Big Apple Best Practices

Playing tourist in Midtown

Recently I spent a long weekend in NYC. It had been 12 years since I had visited the Big Apple, and I delighted in playing tourist: staying in mid-town Manhattan, attending a wedding in Long Island City and shopping in SoHo. But, despite the fact that I was visiting for pleasure, I couldn’t help but make mental notes of big city best practices.

Learning curve aside, it’s easy to see how New York’s public transportation makes living without a car a reality for so many. You name it, I took it. Buses were standing room only. Buskers danced to Montell Jordan’s “This Is How We Do It” on the subway, while seasoned New Yorkers put on their best poker faces. (I couldn’t say which was more entertaining.) Taxis were convenient and warm on cold, snowy evenings. The waits were brief and the wayfinding concise. But in my opinion, the best part about public transit is the before and after… the walking, and its associated physical and mental health benefits that so many New Yorkers enjoy.

Central Park and its People

New York’s public parks are well managed and programmed, drawing large crowds despite freezing March temperatures. Bryant Park is a frequently referenced case study for public space management and it’s easy to see why. Meticulously maintained, Bryant Park had lush landscaping, a wealth of moveable tables and chairs, hospitable signage, and plenty of programming: I happened upon both an ice-skating rink and a children’s health food festival during my stop. And though I only had a half hour to spend in Central Park, the experience there was quite similar. I watched harbor seals frolicking at the Central Park Zoo, spied a second ice-skating rink, and took in the natural beauty as I wandered among joggers, tourists and locals alike on a late Sunday afternoon.

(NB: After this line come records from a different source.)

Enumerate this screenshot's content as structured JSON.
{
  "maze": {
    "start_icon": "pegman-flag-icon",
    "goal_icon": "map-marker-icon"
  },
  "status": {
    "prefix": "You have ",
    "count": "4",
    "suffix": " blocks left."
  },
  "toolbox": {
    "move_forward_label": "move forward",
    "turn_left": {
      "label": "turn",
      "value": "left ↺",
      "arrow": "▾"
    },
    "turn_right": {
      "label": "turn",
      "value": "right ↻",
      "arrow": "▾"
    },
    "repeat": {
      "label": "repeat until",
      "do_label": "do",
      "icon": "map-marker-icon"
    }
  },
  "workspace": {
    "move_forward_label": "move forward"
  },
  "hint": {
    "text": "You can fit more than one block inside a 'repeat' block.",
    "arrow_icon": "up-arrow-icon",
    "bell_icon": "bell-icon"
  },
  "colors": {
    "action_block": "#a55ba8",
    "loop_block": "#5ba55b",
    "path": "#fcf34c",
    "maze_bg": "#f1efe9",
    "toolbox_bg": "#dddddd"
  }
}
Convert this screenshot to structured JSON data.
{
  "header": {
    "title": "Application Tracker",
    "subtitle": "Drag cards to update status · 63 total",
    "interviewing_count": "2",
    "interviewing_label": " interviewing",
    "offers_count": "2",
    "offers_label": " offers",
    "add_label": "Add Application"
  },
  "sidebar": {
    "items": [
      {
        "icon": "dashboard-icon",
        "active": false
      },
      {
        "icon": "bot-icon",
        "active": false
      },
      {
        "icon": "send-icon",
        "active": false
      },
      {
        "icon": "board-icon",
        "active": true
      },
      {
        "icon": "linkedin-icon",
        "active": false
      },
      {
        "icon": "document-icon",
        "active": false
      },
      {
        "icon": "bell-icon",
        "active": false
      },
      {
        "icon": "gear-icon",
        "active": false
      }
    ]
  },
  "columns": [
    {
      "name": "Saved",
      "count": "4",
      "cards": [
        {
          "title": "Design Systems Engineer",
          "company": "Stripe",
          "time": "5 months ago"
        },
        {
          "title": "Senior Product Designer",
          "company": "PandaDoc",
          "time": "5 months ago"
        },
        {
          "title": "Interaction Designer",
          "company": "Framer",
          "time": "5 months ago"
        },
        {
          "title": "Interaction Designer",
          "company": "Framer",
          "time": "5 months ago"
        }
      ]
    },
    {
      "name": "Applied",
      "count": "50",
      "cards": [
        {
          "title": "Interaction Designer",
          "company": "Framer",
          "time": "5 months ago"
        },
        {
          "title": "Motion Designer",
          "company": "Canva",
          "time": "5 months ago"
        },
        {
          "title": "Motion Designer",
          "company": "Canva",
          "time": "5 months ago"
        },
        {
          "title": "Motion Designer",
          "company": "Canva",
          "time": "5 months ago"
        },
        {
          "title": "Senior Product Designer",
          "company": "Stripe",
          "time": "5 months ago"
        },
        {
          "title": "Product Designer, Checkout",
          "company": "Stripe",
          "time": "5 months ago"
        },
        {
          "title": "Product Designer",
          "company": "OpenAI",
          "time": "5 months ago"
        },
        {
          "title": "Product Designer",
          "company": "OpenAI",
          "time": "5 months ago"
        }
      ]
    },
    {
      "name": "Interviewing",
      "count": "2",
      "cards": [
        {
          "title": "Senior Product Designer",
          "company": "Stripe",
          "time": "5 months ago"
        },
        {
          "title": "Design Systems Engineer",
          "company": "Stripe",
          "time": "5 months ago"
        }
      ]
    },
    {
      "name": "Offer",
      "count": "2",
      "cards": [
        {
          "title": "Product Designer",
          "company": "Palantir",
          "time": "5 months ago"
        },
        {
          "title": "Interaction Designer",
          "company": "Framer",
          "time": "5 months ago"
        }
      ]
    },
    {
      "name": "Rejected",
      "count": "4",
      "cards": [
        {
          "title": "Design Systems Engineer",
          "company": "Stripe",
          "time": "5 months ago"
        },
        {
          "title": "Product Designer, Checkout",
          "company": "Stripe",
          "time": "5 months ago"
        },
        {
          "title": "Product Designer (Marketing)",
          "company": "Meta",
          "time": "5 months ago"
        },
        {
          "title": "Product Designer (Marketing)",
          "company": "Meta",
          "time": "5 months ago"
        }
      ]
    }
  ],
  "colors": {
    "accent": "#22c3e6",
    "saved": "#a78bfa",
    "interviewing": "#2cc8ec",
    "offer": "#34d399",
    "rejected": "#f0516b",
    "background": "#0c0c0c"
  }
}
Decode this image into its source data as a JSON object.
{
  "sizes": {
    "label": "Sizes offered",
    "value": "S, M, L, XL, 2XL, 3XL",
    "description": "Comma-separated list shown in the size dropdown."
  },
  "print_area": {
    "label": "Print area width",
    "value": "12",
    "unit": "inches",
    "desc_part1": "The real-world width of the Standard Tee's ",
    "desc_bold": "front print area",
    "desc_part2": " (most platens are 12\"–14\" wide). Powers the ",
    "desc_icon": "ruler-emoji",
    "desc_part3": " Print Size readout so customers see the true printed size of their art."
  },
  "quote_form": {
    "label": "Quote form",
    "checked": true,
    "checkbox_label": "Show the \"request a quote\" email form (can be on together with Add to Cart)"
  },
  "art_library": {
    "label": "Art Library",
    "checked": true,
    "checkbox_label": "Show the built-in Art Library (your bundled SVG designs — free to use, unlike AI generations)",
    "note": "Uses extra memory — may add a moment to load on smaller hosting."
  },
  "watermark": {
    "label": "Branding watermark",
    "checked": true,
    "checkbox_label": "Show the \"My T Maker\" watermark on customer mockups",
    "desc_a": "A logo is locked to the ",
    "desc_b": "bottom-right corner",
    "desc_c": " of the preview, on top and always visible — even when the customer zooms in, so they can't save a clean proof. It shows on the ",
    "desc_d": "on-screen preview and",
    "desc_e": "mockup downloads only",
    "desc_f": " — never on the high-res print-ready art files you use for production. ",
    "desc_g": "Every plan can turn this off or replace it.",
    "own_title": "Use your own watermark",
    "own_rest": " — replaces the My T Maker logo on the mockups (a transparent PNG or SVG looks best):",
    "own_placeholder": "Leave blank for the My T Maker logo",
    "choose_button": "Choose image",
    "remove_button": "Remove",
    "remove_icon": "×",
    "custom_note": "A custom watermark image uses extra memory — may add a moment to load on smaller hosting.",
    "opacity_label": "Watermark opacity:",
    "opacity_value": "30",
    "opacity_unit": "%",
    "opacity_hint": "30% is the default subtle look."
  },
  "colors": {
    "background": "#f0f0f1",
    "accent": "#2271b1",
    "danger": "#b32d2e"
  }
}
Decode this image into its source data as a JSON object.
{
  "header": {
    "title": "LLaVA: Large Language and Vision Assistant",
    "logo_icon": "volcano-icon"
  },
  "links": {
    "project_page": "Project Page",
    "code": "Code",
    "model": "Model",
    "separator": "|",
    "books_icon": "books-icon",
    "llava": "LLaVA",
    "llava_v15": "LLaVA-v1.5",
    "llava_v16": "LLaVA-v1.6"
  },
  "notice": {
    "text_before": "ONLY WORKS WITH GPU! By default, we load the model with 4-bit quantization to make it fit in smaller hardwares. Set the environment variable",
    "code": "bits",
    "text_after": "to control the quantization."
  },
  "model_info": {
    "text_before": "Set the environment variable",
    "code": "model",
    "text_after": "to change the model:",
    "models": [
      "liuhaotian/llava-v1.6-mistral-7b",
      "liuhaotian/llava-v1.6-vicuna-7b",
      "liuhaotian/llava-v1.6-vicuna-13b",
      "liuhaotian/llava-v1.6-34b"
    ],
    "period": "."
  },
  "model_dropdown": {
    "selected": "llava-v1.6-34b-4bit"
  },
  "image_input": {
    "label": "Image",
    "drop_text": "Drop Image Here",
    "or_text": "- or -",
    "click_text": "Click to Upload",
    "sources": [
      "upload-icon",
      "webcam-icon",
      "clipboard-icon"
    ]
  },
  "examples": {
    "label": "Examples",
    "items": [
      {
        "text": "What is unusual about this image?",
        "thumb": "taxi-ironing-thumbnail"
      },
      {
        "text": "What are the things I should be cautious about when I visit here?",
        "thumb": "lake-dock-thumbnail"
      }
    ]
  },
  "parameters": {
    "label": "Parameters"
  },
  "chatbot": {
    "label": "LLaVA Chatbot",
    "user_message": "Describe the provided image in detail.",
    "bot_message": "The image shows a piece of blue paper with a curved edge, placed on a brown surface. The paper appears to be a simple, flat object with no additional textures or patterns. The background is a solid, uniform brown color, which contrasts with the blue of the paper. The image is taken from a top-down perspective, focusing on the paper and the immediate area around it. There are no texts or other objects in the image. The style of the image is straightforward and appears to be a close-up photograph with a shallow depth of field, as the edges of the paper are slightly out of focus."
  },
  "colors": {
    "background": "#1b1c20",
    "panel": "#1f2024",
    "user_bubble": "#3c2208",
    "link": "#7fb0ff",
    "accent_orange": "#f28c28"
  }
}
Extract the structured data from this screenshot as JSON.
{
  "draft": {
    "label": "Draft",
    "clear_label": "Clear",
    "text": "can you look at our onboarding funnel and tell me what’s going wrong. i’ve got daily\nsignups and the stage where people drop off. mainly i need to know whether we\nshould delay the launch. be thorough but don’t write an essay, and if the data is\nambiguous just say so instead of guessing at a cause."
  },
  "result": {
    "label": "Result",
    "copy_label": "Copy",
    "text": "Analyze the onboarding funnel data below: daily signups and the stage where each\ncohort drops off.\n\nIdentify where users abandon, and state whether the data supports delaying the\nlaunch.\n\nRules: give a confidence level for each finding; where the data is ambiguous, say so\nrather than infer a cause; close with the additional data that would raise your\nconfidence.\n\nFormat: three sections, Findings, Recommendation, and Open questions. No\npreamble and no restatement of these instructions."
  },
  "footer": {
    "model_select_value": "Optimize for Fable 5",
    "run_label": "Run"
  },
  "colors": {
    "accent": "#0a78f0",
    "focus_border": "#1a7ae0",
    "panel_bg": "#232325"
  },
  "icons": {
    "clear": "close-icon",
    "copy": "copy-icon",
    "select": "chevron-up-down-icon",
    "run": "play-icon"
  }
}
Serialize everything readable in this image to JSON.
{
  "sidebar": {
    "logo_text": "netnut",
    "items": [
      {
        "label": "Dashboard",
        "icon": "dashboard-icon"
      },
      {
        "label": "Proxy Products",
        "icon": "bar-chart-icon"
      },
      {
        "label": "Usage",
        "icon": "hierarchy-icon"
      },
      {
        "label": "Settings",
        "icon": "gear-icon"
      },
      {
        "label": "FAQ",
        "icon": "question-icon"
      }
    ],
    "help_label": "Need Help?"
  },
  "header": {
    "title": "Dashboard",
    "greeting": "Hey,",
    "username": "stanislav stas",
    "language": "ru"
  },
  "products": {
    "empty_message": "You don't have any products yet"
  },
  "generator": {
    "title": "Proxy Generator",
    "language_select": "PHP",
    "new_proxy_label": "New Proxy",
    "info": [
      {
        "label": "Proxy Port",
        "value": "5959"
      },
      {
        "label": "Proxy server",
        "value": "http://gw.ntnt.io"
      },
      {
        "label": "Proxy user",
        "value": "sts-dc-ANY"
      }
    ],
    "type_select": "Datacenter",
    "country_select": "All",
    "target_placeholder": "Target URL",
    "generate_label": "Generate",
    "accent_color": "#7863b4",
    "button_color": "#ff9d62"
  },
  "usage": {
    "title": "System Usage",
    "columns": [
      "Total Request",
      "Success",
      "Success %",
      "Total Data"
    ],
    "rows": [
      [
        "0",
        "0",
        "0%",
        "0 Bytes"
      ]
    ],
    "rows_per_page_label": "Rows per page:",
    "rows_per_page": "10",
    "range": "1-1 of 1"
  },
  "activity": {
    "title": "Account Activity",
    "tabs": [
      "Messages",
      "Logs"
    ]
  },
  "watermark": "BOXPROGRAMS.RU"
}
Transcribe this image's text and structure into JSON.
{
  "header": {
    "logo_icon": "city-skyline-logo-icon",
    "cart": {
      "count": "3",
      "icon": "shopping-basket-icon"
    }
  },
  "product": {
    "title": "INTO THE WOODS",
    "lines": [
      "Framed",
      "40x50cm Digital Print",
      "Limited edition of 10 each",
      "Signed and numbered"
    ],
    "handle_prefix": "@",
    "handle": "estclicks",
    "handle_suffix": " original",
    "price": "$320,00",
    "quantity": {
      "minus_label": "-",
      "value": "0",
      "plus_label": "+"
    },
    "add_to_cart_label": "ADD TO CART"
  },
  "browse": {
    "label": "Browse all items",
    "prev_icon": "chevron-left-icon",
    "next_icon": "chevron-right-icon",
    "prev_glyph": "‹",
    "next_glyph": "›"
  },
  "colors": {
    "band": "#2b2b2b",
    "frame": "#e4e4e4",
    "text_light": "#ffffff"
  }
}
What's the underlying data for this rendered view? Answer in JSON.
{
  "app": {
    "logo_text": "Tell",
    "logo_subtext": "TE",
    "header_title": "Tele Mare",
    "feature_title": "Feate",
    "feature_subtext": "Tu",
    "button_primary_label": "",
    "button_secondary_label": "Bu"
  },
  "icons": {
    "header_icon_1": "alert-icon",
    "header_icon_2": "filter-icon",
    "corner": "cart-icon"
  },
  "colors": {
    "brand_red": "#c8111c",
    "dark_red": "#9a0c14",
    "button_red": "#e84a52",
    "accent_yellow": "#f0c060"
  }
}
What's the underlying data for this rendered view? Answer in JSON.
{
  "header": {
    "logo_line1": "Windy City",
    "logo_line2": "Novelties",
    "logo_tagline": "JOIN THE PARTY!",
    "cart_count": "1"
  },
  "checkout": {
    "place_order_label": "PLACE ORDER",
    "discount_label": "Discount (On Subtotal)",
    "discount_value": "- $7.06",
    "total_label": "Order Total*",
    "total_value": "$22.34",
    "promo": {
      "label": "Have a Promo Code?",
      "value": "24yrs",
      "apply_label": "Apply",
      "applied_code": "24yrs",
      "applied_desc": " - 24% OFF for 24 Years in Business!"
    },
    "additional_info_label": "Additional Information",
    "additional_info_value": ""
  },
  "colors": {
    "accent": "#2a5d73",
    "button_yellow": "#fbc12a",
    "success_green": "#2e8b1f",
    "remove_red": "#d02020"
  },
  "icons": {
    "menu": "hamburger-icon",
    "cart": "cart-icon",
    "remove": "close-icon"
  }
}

Adaptive reuse and historic preservation are alive and well in New York. Take trendy SoHo for example. Crowded streets zigzagged through the SoHo-Cast Iron Historic District. Decorative cast iron facades—dating back to between the 1840 to the 1880s in many cases—encompass pre-existing industrial buildings. The facades enabled buildings to attract commercial clients over the years. And then following the abandonment of a proposed elevated expressway plan, which would have devastated the area in the 1960s, the district attracted artists who utilized the buildings for living and working studios. Today, the district is listed on the National Register of Historic Places, declared a National Historic Landmark and is chocked full of galleries and shops.

There’s something special about New York: the setting for so many stories, the subject of so many songs. And while there’s a lot to be learned from other cities big and small, I’m also reminded of all that’s special about Downtown Jacksonville. The small-town charm, locally owned and operated businesses, the way the Florida sun reflects off the St. Johns, and the vast possibilities for a city starting to come into its own.